The EO has no immediate effect on current acquisitions and depends on the establishment of a final rule (after notice and the review of comments on a proposed rule) by the FAR Council. If these changes are implemented, however, it will have significant consequences for many contractors. Contractors subject to the Buy American Act that rely on foreign suppliers for first-tier components will need to rethink their supply chain sources, especially those contractors that supply iron and steel end products. It is impossible to predict how abruptly this change will take effect; the EO contains no guidance as to how the new requirements are to be implemented, such as whether there would be a phase-in or grace period for compliance.

In addition to ignoring the question of implementation, it also ignores the need for clearly defined terms critical to Buy American Act compliance.
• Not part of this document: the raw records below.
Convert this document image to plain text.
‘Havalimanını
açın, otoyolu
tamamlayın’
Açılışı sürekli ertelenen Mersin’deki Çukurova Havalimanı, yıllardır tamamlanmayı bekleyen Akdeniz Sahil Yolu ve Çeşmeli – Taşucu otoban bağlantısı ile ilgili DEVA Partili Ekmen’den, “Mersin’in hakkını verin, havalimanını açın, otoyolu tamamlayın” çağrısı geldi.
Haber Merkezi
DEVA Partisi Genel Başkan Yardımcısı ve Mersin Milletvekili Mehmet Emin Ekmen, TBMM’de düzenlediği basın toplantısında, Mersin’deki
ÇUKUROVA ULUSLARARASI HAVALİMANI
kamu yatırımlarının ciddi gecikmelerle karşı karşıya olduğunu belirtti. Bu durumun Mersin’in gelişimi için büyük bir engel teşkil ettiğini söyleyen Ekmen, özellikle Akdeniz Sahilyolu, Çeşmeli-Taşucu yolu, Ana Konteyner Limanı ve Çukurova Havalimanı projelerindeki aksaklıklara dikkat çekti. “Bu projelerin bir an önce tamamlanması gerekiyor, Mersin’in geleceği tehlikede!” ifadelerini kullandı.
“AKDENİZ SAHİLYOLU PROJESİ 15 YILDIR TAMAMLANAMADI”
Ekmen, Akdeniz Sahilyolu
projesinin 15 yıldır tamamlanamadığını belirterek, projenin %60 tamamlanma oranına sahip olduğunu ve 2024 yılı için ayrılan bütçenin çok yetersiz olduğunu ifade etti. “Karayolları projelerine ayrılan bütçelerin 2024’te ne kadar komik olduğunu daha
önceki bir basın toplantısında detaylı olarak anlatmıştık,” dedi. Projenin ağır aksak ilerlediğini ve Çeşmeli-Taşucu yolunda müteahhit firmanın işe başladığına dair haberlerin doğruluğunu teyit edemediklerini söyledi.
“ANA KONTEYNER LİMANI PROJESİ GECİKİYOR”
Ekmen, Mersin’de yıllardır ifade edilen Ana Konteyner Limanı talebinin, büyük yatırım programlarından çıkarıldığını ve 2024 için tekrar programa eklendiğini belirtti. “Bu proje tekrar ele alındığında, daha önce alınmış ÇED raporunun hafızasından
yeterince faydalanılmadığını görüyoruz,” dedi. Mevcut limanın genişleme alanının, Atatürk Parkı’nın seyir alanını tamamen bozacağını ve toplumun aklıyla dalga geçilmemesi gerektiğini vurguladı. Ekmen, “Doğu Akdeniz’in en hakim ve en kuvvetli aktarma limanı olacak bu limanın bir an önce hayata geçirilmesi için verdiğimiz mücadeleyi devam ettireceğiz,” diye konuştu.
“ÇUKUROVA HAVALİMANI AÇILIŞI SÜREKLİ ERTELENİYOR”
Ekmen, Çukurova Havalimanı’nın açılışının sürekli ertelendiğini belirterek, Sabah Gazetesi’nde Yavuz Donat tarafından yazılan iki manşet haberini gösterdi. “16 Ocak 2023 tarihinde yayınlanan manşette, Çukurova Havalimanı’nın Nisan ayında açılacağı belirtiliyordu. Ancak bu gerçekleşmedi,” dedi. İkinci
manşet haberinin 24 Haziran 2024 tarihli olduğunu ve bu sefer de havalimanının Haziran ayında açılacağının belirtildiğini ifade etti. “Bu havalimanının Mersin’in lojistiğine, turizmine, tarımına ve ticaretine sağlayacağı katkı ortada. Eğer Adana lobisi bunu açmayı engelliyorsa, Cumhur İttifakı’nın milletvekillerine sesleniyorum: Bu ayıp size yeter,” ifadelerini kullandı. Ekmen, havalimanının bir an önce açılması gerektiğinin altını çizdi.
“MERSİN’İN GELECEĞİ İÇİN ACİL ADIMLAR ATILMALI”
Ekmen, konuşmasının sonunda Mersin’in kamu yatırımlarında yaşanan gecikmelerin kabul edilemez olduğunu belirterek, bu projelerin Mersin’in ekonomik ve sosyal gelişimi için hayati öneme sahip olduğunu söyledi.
For example, the EO does not identify whether the changed requirements would apply to “domestic construction material” as well as “domestic end products,” which are defined differently under the existing regulations and are subject to different tests for “domesticity.” The EO also fails to define “iron and steel end products,” leaving vague the categories of products to which the enhanced 95% requirement will apply, and further confuses the matter by creating a subcategory of “products used in…iron and steel end products.” If left undefined, these ambiguities are sure to tie contractors and contracting officers up in knots.

Nevertheless, the administration’s direction is clear, and it will be up to the FAR Council to fill in these gaps. Contractors that suspect pricing strategies may be affected by these proposals should consult with counsel and consider participating in the comment period following any notice of proposed rulemaking by the FAR Council. The FAR Council should be receptive to any comments that indicate that the proposed rule may result in marked price increases to the U.S. Government and disruptions to the supply of products currently relied upon by Government agencies.

Finally, contractors must be mindful that the Buy American Act is simply one of the many domestic origin requirements and conditions imposed on federal contractors, and its applicability varies depending on whether the solicitation is from DoD or civilian agencies. Despite the appearance of the clause in solicitations, contracts, and subcontracts, it is often not applicable and/or is supplanted by other domestic origin requirements such as those found in the Trade Agreements Act, the various transportation-related Buy America Acts, the Berry Amendment, and the “specialty metals” clause. Caution! We can think of no better example of an area of government contract law where “figure it out on your own” is NOT the best course. Seek counsel early and often. In the meantime, we will continue to provide updates to this blog as the impact of the EO becomes clearer.